今ではその余裕もなく、私は蜜を飲み込んだように黙り込むしかなかった。
これまで何とか維持してきたポーカーフェイスは、とうの昔に崩れてしまった。
私を心配そうに見つめていたテベサ伯爵夫人は、自分の持ってきたバッグから小さな瓶を二つ取り出し、机の上に置いた。
その小さな瓶には、異なる色の液体が入っていた。
それぞれの色が際立っていた。
赤、そして青い色だった。
「……これ、何ですか?」
テベサ伯爵夫人は赤い薬を私の方へ押し出してきた。
「これは妊娠がうまくいくようにする薬よ。」
続いて青い薬を押し出してきた。
「これは流産を誘発する薬なの。」
……流産?
驚いた私はテベサ伯爵夫人を見つめた。
「その女が子どもを産めば、あなたの立場は揺らぐわ。廃嫡されるかもしれないし、たとえ公爵夫人になったとしても名ばかりの役割に終わるでしょう。」
テベサ伯爵夫人は、彼女が流産薬を持ってきたことをまるで当然のことのように話した。
「それでも公爵夫人になれるなら幸運だわ。でも、もし廃婚されでもしたら、その時はどうするの?まさか実家に戻るつもりじゃないでしょうね?」
考えるだけでもゾッとするような口調で、テベサ伯爵夫人は眉をひそめた。
「もしそんな考えを持っているなら、捨てられる覚悟をしなさい。私はもう一度あなたを迎え入れるつもりはないのだから。」
冷酷な言葉だったが、不思議と反発心が湧いた。
むしろ、彼女が戻ってこいと言っていたら、もっと嫌だっただろう。
「もう24歳でしょう?結婚適齢期はとっくに過ぎているのよ。あなたが廃婚された後で再婚できると思う?」
「……」
「まあ、なんとかなるかもしれないわね。年齢がそれほど多くなければ、ほかの貴族に売られるような形で縁談を持ってくることもできるでしょうけど。」
まさかそんなことを望んでいるのか、とテベサ伯爵夫人は嘲笑した。
既に知っていた事実だったが、改めて確認するような言い方をされると気分が悪くなった。
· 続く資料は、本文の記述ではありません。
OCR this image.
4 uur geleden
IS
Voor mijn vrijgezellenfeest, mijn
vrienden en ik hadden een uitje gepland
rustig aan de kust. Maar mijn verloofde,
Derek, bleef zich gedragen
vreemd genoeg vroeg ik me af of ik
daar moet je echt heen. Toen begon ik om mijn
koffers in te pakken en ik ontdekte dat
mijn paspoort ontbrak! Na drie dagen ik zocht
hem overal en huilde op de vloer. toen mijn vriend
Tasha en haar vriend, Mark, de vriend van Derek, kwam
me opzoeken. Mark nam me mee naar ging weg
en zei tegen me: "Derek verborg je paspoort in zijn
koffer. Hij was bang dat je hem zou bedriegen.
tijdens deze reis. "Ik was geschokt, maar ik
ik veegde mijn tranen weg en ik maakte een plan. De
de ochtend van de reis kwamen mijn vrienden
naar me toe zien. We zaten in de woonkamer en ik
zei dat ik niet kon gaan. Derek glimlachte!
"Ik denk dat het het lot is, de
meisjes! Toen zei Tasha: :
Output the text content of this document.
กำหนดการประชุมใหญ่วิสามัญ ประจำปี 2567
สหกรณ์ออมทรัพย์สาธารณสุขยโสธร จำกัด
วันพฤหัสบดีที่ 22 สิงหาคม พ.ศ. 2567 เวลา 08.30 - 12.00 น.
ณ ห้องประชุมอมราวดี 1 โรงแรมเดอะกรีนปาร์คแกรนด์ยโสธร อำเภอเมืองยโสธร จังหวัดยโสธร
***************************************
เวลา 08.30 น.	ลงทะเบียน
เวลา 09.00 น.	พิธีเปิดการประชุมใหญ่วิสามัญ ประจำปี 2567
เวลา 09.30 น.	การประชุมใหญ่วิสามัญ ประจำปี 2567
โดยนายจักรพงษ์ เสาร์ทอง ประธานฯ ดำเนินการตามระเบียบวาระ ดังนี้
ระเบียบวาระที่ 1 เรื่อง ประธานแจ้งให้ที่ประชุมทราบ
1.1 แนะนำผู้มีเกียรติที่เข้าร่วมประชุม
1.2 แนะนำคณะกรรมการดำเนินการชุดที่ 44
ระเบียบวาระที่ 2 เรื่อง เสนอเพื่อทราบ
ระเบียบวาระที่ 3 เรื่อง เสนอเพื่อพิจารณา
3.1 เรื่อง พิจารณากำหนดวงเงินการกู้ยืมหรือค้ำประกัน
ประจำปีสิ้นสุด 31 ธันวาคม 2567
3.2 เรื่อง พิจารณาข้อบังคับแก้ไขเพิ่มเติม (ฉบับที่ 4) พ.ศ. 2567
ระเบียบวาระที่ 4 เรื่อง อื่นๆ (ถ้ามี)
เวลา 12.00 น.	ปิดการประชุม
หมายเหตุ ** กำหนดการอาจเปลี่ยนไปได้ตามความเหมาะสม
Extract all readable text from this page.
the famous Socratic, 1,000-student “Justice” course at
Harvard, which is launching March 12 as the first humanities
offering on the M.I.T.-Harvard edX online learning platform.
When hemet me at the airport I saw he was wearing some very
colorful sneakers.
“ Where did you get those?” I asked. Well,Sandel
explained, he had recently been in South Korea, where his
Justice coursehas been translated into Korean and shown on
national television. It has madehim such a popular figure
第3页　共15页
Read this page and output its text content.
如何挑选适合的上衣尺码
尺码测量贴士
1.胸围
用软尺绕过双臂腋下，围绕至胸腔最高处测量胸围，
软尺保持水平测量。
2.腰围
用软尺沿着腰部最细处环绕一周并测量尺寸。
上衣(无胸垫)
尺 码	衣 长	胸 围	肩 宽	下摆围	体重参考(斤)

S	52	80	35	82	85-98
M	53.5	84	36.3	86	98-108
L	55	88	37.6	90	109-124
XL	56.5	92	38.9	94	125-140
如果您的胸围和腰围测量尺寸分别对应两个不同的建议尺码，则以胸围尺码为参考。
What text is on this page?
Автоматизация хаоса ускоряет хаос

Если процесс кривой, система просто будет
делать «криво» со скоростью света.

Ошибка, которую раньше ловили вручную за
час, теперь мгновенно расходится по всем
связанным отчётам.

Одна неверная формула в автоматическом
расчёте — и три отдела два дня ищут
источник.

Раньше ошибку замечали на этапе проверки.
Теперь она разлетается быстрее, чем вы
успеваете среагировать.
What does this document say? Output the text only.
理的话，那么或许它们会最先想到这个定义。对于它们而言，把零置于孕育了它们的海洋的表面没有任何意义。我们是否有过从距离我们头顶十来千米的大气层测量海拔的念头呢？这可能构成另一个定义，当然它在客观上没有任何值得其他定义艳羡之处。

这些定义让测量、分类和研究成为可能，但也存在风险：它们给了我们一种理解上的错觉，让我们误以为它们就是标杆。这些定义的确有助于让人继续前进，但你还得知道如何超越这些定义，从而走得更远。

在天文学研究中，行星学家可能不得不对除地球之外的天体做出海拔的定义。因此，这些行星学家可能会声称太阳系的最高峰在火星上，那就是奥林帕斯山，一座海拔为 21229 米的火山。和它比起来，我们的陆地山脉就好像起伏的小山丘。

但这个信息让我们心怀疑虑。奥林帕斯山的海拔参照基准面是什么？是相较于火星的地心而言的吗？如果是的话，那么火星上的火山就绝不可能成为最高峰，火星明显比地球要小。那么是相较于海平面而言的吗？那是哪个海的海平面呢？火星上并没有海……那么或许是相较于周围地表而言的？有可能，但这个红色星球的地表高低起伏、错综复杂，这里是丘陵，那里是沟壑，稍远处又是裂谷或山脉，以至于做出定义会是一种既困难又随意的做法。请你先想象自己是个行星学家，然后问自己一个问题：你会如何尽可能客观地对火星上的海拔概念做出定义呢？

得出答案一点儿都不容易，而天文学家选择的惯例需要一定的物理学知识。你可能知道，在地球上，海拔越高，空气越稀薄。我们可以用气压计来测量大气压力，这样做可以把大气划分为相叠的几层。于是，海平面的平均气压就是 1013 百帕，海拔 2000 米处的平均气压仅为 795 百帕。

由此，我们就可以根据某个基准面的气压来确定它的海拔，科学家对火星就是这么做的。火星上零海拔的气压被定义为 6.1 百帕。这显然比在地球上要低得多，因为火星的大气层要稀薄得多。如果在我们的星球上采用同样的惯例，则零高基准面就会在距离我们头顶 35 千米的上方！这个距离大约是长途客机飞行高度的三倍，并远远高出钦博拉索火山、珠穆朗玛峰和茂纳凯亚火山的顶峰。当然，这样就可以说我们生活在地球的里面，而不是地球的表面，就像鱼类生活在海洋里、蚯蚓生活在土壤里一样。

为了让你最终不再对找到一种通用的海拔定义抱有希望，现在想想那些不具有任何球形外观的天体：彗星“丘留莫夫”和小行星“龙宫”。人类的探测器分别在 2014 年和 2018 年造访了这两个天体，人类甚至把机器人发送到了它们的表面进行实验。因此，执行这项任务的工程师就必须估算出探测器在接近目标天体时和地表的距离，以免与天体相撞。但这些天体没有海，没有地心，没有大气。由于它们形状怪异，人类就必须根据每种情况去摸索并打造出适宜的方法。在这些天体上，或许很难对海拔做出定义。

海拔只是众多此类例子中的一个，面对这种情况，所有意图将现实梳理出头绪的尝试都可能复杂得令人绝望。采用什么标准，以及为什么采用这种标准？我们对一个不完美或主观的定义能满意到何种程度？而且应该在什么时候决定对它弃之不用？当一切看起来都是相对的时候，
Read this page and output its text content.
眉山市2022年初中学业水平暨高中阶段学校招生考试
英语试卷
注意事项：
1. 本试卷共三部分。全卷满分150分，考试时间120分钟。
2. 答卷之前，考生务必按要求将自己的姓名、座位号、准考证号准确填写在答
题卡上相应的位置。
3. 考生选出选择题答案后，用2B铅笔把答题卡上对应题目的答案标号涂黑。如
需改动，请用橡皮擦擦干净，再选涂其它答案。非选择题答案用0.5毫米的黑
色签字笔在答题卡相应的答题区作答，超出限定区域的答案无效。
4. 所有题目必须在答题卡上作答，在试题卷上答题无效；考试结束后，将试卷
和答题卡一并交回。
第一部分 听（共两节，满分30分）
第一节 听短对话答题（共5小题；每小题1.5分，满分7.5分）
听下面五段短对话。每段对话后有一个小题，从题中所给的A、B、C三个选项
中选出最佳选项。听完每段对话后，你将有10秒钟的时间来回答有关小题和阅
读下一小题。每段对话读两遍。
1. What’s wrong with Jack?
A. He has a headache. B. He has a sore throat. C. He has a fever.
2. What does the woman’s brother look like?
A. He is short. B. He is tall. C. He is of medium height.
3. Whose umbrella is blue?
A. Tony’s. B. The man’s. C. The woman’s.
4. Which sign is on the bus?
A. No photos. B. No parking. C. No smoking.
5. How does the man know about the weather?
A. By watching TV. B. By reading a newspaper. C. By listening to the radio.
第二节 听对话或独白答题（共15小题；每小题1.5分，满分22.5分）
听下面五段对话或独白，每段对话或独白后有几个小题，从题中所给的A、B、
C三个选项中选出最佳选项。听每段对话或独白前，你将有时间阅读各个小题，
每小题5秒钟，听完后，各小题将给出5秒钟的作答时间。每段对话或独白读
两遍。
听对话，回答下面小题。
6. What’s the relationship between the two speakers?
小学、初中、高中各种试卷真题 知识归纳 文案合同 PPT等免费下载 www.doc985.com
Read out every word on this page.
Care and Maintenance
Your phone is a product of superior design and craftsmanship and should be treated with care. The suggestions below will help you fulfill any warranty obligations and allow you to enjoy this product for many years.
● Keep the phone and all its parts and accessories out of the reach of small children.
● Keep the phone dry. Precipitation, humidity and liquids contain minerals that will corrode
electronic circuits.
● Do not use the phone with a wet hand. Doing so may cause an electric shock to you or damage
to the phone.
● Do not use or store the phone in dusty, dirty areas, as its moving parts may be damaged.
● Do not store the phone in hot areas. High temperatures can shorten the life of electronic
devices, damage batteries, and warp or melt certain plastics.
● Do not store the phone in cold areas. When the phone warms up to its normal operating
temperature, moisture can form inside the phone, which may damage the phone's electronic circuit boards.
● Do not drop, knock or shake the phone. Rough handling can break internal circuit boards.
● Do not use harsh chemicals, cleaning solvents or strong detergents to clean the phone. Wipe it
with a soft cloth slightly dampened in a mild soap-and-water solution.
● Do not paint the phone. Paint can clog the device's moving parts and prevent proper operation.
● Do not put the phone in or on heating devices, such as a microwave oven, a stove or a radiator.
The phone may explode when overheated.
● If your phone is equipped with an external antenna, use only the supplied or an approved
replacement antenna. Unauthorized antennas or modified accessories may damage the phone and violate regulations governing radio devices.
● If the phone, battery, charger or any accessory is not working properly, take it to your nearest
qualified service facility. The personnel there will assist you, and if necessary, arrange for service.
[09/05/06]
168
しかも相手がテベサ伯爵夫人だったため、なおさら嫌な気分になった。
「変な話をするなら、今すぐ帰ってください。」
「どうしてそれが変な話だと思うのか、私にはわからないわ。あなたのことを心配して言っているんだから。」
「どこをどう見ても私を心配しているようには見えませんけど?」
「心配しているわけじゃなければ、私がこんな薬を手に入れてくる理由なんてないでしょう?」
その言葉で再び彼女が持ってきた薬に視線が向いた。
正確に言うと青い色の薬、堕胎薬だった。
私は堕胎薬から目を離すことができなかった。
そんな私を見てテベサ伯爵夫人は薄笑いを浮かべた。
「たった一服飲むだけで子供が流れるらしいわ。」
その姿はまるで地獄から這い上がってきた悪魔のようだった。
「自分の地位を守りたいなら、あの女にこれを飲ませなさい。」
奇妙なことに、私には甘美な天使の囁きのように聞こえた。